Federated Learning (FL) allows multiple participants to train machine learning models collaboratively by keeping their datasets local and only exchanging model updates. Alas, recent work highlighted several privacy and robustness weaknesses in FL, presenting, respectively, membership/property inference and backdoor attacks. In this paper, we investigate to what extent Differential Privacy (DP) can be used to protect not only privacy but also robustness in FL. We present a first-of-its-kind empirical evaluation of Local and Central Differential Privacy (LDP/CDP) techniques in FL, assessing their feasibility and effectiveness. We show that both DP variants do defend against backdoor attacks, with varying levels of protection and utility, and overall much more effectively than previously proposed defenses. They also mitigate white-box membership inference attacks in FL, and our work is the first to show how effectively; neither, however, provides viable defenses against property inference. Our work also provides a re-usable measurement framework to quantify the trade-offs between robustness/privacy and utility in differentially private FL.

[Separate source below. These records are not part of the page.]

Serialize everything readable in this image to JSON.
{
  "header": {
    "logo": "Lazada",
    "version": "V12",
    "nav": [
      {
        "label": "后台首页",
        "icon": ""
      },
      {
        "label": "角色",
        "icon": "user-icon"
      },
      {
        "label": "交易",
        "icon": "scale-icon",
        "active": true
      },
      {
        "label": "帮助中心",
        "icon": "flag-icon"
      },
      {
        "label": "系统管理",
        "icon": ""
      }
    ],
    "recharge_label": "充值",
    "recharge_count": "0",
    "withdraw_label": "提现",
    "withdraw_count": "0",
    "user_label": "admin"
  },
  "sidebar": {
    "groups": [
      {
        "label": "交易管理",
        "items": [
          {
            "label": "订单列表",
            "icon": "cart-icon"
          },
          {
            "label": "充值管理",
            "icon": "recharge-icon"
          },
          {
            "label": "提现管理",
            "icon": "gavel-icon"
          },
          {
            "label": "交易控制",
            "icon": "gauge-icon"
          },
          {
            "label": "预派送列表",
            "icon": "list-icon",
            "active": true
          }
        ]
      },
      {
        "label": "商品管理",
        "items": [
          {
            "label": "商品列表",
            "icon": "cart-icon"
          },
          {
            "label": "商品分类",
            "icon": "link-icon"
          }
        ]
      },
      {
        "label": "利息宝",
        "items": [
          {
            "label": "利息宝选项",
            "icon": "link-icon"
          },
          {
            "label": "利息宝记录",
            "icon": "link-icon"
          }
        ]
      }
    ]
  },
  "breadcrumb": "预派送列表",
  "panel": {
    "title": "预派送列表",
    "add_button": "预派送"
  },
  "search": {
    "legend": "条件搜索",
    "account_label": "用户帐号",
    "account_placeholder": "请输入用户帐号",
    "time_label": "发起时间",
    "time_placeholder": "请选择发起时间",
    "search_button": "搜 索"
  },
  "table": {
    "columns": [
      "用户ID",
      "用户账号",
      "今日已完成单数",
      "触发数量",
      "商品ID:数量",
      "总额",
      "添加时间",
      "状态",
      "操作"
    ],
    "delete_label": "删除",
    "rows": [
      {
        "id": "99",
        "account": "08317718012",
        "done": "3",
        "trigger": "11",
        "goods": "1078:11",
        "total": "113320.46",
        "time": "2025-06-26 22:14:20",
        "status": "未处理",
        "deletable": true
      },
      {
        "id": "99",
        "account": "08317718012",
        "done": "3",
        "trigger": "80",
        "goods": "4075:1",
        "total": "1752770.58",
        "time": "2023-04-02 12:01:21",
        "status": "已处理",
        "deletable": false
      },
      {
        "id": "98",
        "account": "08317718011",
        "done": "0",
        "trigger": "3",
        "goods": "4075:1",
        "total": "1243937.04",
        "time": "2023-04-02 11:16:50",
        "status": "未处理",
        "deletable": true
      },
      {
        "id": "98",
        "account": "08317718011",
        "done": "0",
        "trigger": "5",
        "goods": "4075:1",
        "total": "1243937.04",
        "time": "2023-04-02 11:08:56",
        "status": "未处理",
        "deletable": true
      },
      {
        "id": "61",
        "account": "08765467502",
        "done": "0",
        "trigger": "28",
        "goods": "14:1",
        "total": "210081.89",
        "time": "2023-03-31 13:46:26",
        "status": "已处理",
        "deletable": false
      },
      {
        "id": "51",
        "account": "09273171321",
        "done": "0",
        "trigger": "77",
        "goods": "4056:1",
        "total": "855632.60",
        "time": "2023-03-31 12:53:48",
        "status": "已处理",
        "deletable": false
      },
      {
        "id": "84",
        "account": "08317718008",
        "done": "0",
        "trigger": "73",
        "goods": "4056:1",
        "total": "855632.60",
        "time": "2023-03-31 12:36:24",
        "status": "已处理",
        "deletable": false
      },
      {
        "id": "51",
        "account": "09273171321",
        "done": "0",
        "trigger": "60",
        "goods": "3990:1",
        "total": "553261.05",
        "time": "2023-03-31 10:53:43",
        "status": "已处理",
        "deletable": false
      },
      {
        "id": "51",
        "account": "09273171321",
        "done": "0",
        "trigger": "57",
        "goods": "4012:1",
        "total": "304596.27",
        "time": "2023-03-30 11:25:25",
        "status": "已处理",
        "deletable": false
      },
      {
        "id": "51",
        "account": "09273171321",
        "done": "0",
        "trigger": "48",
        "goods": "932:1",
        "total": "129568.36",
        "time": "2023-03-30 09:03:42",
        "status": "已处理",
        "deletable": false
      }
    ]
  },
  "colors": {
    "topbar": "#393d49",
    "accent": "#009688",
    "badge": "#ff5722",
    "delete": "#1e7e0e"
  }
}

翻译：联邦学习组织(FL)允许多位参与者通过保持本地和唯一的交换模式更新数据集,合作培训机器学习模式。 可惜,最近的工作强调了FL的一些隐私和强力弱点,分别显示了会籍/财产推断和后门攻击。 在本文件中,我们调查了差异隐私(DP)在多大程度上不仅可以用来保护隐私,还可以用来保护FL的稳健性。 我们在FL对地方和中央差异隐私(LDP/CDP)技术进行了首次实证性评估,评估其可行性和有效性。我们显示,这两种DP变种都为后门攻击提供了防御,保护程度和效用各不相同,总体而言比先前提议的防御更为有效。它们还减轻了FL的白箱推断攻击,我们的工作是第一个展示其效力的;然而,也没有提供可行的防止财产推断的防御。我们的工作还提供了一个可重新使用的计量框架,以量化差异私人自由L的稳健/抵押和效用之间的权衡。